An Investors’ Rights Agreement is a complex legal document outlining the rights and responsibilities of investors when purchasing a company’s stock or other form of securities. Investors’ Rights Agreements can cover several different rights awarded to the investors, depending on the agreement between the two parties. Almost always though the agreement will cover three basic investors’ rights: Registration rights, Information Rights, and Rights of First Rejection.
Registration Rights are contractual rights of holders of securities to have the transfer of those securities registered with the SEC under the Securities Act of 1933. In other words, Registration Rights entitle investors to force a small business to register shares of common stock issuable upon conversion of preferred stock with the Securities and Exchange Commission. A venture capitalist shareholder especially wants the ability to register his shares because registration provides it with the ability to freely sell the shares without complying with the restrictions of Rule 144.

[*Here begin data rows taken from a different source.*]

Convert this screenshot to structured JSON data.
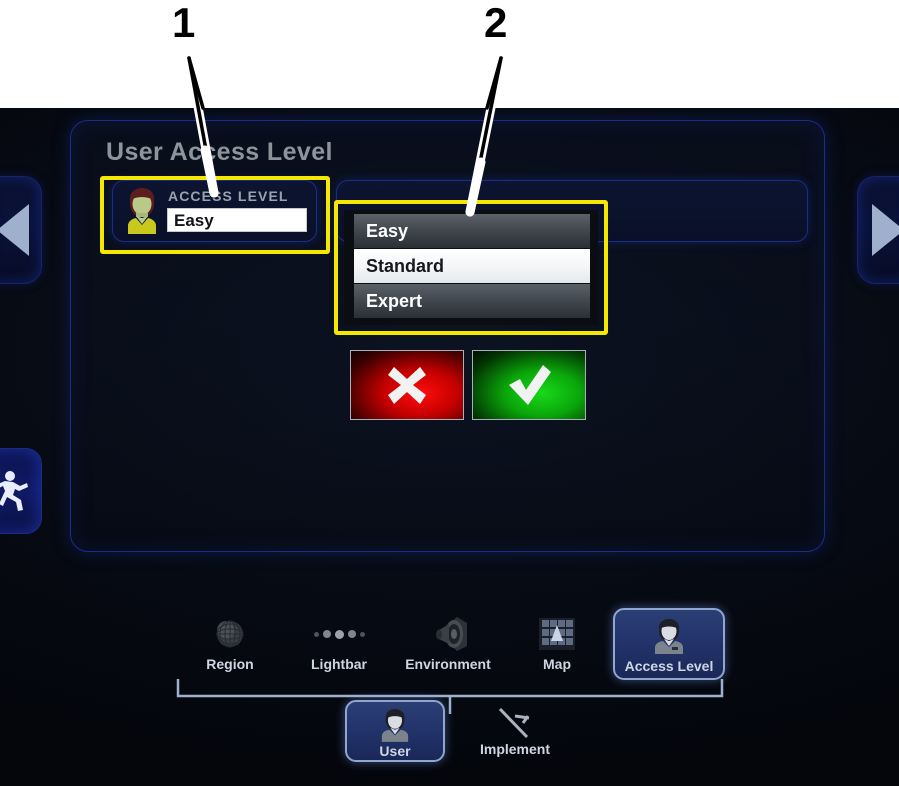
{
  "annotations": [
    {
      "id": "callout-1",
      "label": "1",
      "target": "access-level-field"
    },
    {
      "id": "callout-2",
      "label": "2",
      "target": "access-level-dropdown-list"
    }
  ],
  "screen": {
    "page_title": "User Access Level",
    "nav_left_icon": "triangle-left-icon",
    "nav_right_icon": "triangle-right-icon",
    "status_icon": "running-person-icon"
  },
  "access_level_field": {
    "icon": "user-avatar-icon",
    "label": "ACCESS LEVEL",
    "value": "Easy",
    "highlight_color": "#f5e800"
  },
  "dropdown": {
    "options": [
      {
        "label": "Easy",
        "state": "selected-dark"
      },
      {
        "label": "Standard",
        "state": "highlighted-light"
      },
      {
        "label": "Expert",
        "state": "normal-dark"
      }
    ],
    "cancel_icon": "cross-icon",
    "confirm_icon": "check-icon",
    "cancel_color": "#d00000",
    "confirm_color": "#0aa60a",
    "highlight_color": "#f5e800"
  },
  "bottom_nav": {
    "items": [
      {
        "label": "Region",
        "icon": "globe-icon",
        "selected": false
      },
      {
        "label": "Lightbar",
        "icon": "dots-icon",
        "selected": false
      },
      {
        "label": "Environment",
        "icon": "speaker-icon",
        "selected": false
      },
      {
        "label": "Map",
        "icon": "grid-map-icon",
        "selected": false
      },
      {
        "label": "Access Level",
        "icon": "person-icon",
        "selected": true
      }
    ]
  },
  "bottom_tabs": {
    "items": [
      {
        "label": "User",
        "icon": "person-icon",
        "selected": true
      },
      {
        "label": "Implement",
        "icon": "implement-icon",
        "selected": false
      }
    ]
  },
  "colors": {
    "accent_blue": "#2b3f75",
    "border_blue": "#1b2d8c",
    "highlight_yellow": "#f5e800",
    "text_grey": "#8c949c"
  }
}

In any solid Investors’ Rights Agreement, the investors will also secure a promise via the company that they’ll maintain “true books and records of account” from a system of accounting in keeping with accepted accounting systems. Corporation also must covenant anytime the end of each fiscal year it will furnish each stockholder a balance sheet from the company, revealing the financials of supplier such as gross revenue, losses, profit, and net income. The company will also provide, in advance, an annual budget each and every year and a financial report after each fiscal three months.
Finally, the investors will almost always want to secure a right of first refusal in the Agreement. This means that each major investor shall have the authority to purchase a professional rata share of any new offering of equity securities along with company. This means that the company must records notice to the shareholders from the equity offering, and permit each shareholder a specific quantity of a person to exercise as his or her right. Generally, 120 days is handed. If after 120 days the shareholder does not exercise her / his right, than the company shall have selecting to sell the stock to other parties. The Agreement should also address whether or even otherwise the shareholders have a right to transfer these rights of first refusal.

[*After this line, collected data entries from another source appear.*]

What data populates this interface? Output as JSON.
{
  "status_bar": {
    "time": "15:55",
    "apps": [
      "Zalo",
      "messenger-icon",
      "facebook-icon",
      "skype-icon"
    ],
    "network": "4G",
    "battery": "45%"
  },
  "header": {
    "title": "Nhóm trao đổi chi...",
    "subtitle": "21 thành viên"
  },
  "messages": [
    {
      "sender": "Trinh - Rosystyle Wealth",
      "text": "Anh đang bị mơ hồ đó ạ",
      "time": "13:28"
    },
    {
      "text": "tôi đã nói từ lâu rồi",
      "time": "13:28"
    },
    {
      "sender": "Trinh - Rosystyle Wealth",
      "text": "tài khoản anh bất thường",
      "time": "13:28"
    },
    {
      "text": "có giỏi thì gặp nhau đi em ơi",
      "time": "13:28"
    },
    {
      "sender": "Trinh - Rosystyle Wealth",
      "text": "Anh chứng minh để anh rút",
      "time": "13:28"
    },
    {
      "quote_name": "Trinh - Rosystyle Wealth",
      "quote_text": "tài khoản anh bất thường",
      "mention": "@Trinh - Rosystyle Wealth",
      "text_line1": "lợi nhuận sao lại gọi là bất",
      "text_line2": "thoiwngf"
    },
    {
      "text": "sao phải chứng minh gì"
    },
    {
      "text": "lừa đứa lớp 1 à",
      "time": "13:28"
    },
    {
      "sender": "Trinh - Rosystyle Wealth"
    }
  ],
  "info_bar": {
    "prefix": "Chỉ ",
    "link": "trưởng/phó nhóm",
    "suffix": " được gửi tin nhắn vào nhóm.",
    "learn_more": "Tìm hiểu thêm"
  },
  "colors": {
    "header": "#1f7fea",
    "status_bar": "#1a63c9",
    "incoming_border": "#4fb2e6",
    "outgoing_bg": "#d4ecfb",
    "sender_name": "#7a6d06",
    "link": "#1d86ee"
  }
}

There are also special rights usually awarded to large venture capitalist investors, similar to the right to elect at least one of the company’s directors along with the right to sign up in manage of any shares expressed by the founders of supplier (a so-called “Co Founder Collaboration Agreement India-sale” right). Yet generally speaking, keep in mind rights embodied in an Investors’ Rights Agreement the actual right to register one’s stock with the SEC, the ideal to receive information of the company on the consistent basis, and obtaining to purchase stock in any new issuance.